Sobre o medo da feitiçaria e, em particular, dessas classes
de feitiços inerentes à magia feminina, esteve assentado e se fez renovar, ao
longo de toda a Idade Média, em fontes de diferentes naturezas, o tradicional
medo da mulher. Esse medo plurissecular tornou-se um lugar comum na imaginação
popular e acabou por contaminar a imagem da ‗medicina popular tradicional‘ e de
suas representantes. Por um princípio associativo, as práticas de mediação
sobrenatural voltadas para a cura foram assimiladas às práticas maléficas e
sofreram um esvaziamento gradativo de suas funções comunitárias. Aos seus
agentes, os teóricos da Igreja procuraram negar qualquer relação com o plano do
sagrado e particularmente desde o século XIII esteve implícita, nas
representações clericais sobre a magia, a idéia de uma mediação sobrenatural
para a qual concorria a ação ruinosa dos demônios.

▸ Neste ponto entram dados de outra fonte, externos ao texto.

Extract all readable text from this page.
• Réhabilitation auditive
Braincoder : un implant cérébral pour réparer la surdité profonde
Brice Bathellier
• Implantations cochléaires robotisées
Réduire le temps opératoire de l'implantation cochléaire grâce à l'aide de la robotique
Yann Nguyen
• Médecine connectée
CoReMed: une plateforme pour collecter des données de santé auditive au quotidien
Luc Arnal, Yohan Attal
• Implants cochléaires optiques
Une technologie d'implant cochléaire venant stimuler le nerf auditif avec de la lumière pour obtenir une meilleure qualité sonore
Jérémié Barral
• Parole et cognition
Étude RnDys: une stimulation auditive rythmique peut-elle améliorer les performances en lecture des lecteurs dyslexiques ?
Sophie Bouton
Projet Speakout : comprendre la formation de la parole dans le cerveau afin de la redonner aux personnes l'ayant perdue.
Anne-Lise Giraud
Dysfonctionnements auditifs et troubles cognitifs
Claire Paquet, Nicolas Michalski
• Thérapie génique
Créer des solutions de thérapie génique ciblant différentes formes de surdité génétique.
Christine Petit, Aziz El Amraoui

Subordinadas ao julgamento da teologia e da justiça
eclesiástica, as diferentes formas de exercício da magia, e não apenas a magia
feminina, receberam, então, o estigma de uma atividade normalmente associada à
influência demoníaca:
Para o clero [...] tudo o que o homem faz em desconformidade
com a disciplina eclesiástica é diabólico, especialmente quando, para superar
suas dificuldades ou para vencer os males físicos ou morais, em vez de pedir
ajuda à Igreja e a seus ministros, confia mais na consulta de magos e
adivinhos, ministros de Satanás, colaboradores e intermediários dos diabos
(GIORDANO, 1983, p. 154-155).
Para a cultura clerical, as práticas de magia estavam em
contraposição às orientações e desígnios da instituição responsável pela
difusão da "verdadeira religião". A sua sobrevivência foi frequentemente
associada à ignorância de grupos sociais e culturais inferiores (e, por isso
mesmo, potencialmente perigosos). Nas expressões utilizadas para caracterizar o
meio social dos agentes mágicos e de sua clientela, visualiza-se a idéia
corrente de que as práticas de magia eram exercidas e acreditadas, principalmente,
por camponeses "rústicos e ignorantes". Sobre essa tese – da origem e natureza
aldeã dos fenômenos mágicos – sedimentou-se o uso de expressões como
superstitiones, paganiae, idolatria, rustici e idiotae, recorrentes nos textos
medievais, para definir (e, ao mesmo tempo, qualificar) as práticas religiosas
divergentes e os indivíduos a elas associadas. Esses termos predominam nos
relatos constantes dos processos contra os agentes da magia, nos manuais de
inquisidores e nos tratados eclesiásticos, nos quais os atos mágicos e os seus
agentes estão confrontados com os medos, as angústias e ambições dos dirigentes
da Igreja oficial. O seu uso denuncia a parcialidade dos testemunhos que
fundamentam as diversas construções teóricas sobre a magia e os seus praticantes.
Os estudos desenvolvidos por Caro Baroja demonstram como, a
despeito dos esforços de uniformização do pensamento empreendidos pela Igreja,
os indivíduos associados às práticas de magia eram, ainda nos últimos séculos
da Idade Média, uma constante no cenário cotidiano das cortes nobiliárquicas da
Europa:
A bruxa continua a frequentar o castelo senhorial, o paço
episcopal, o Alcazar real. E durante este período, raros são aqueles que
escapam à tentação de a consultar na França, na Alemanha, na Inglaterra e na
Espanha, quaisquer que sejam as sanções previstas (CARO BAROJA, [1978], p.
119).
Nos processos que se avolumam no final do período,
visualiza-se a participação, na condição de agentes, intermediários ou clientes,
de pessoas pertencentes às categorias superiores da sociedade feudal em
práticas de necromancia, na confecção ou encomenda de feitiços e na efetivação
de prestígios diabólicos, mesmo quando, a partir do século XIII, uma associação
mais evidente começa a se estabelecer entre estas práticas mágicas e a ação
demoníaca.
Chama particular atenção a participação de clérigos, mesmo
aqueles de elevado nível de formação intelectual, em fatos relacionados ao
exercício da magia, seja como clientes, seja como agentes diretos da execução
de práticas mágicas. Os cânones eclesiásticos buscaram estabelecer diferenças,
no julgamento e definição das punições, entre os membros da aristocracia
clerical que acreditavam na eficiência das fórmulas mágicas, que as estudavam e
que traduziam para o latim os seus poucos registros escritos, enfim, "que se
deixam tentar pelo mundo secreto", e os representantes da magia popular.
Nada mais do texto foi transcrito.